The chemical company BASF and Max Planck Institute for Polymer Research opened a joint Carbon Materials Innovation Center at BASF’s Ludwigshafen, Germany site. The three-year collaboration is expected to cost some €10 million ($US 12.9 million).

A 12-member task force from both organizations will research the scientific principles and potential applications of innovative carbonized materials, including graphene. The team of chemists, physicists, and material scientists will research the synthesis and characterization of new materials and evaluate their potential uses in energy and electronic applications.

Graphene is closely related to graphite like that used in pencils, but consists of only a single atomic layer of carbon atoms. Klaus Müllen, director of the Max Planck polymers institute says, “The properties of the two-dimensional crystal are fascinating. Graphene conducts electricity and heat very effectively, is ultra-light weight and simultaneously very hard.”
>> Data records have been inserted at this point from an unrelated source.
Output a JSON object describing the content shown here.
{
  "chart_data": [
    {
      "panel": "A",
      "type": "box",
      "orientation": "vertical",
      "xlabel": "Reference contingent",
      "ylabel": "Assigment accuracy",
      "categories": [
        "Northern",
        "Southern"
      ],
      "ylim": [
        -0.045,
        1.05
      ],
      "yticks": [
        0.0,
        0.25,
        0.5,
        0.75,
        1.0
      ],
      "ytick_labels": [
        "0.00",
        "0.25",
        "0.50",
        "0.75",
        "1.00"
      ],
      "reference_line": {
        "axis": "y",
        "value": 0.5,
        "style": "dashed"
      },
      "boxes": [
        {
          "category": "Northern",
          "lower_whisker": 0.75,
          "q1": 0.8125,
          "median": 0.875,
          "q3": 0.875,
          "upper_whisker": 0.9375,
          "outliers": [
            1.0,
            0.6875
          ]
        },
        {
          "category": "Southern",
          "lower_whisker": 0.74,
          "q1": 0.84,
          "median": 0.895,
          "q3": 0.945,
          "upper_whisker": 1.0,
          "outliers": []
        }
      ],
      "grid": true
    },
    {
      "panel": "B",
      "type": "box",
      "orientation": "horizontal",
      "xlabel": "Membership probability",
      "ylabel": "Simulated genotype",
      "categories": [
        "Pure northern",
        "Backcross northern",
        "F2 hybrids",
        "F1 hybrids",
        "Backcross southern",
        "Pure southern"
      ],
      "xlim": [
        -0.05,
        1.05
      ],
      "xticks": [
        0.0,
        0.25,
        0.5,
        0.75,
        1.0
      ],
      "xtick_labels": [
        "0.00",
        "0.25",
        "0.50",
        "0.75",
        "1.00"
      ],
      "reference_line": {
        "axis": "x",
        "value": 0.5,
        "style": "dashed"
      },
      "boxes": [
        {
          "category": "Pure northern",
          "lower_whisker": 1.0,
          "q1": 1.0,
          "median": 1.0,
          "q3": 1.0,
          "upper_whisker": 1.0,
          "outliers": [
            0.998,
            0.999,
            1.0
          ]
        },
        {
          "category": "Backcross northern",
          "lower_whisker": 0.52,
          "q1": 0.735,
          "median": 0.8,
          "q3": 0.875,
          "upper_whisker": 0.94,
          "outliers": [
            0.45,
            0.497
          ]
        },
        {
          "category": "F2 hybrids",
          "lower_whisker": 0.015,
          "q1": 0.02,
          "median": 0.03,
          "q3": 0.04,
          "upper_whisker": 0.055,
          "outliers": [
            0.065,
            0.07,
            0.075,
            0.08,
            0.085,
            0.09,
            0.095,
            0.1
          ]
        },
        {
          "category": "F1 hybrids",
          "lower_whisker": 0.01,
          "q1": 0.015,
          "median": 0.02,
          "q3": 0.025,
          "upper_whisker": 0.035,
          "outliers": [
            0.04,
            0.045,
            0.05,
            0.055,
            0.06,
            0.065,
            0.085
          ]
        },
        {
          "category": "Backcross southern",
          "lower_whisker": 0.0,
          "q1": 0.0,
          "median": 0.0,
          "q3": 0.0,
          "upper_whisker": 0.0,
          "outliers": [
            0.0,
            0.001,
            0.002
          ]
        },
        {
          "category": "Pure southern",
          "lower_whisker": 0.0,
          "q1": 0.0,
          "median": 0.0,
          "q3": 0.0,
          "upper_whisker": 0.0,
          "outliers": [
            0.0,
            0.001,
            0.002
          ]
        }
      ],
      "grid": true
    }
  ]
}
Müllen adds, “Graphene is also chemically very stable, elastic and practically transparent. These properties make the material highly attractive for numerous technological applications.” Among potential applications for graphene are solar cells and touchscreens, as well as graphene-based composites, batteries, and chemical catalysts.

The Max Planck polymers institute and BASF have been collaborating on research involving graphene since 2008. The new carbon materials center is expected to expand those investigations to include other potentially innovative carbon-based materials. It will be the first lab operated jointly with a scientific partner in a BASF facility.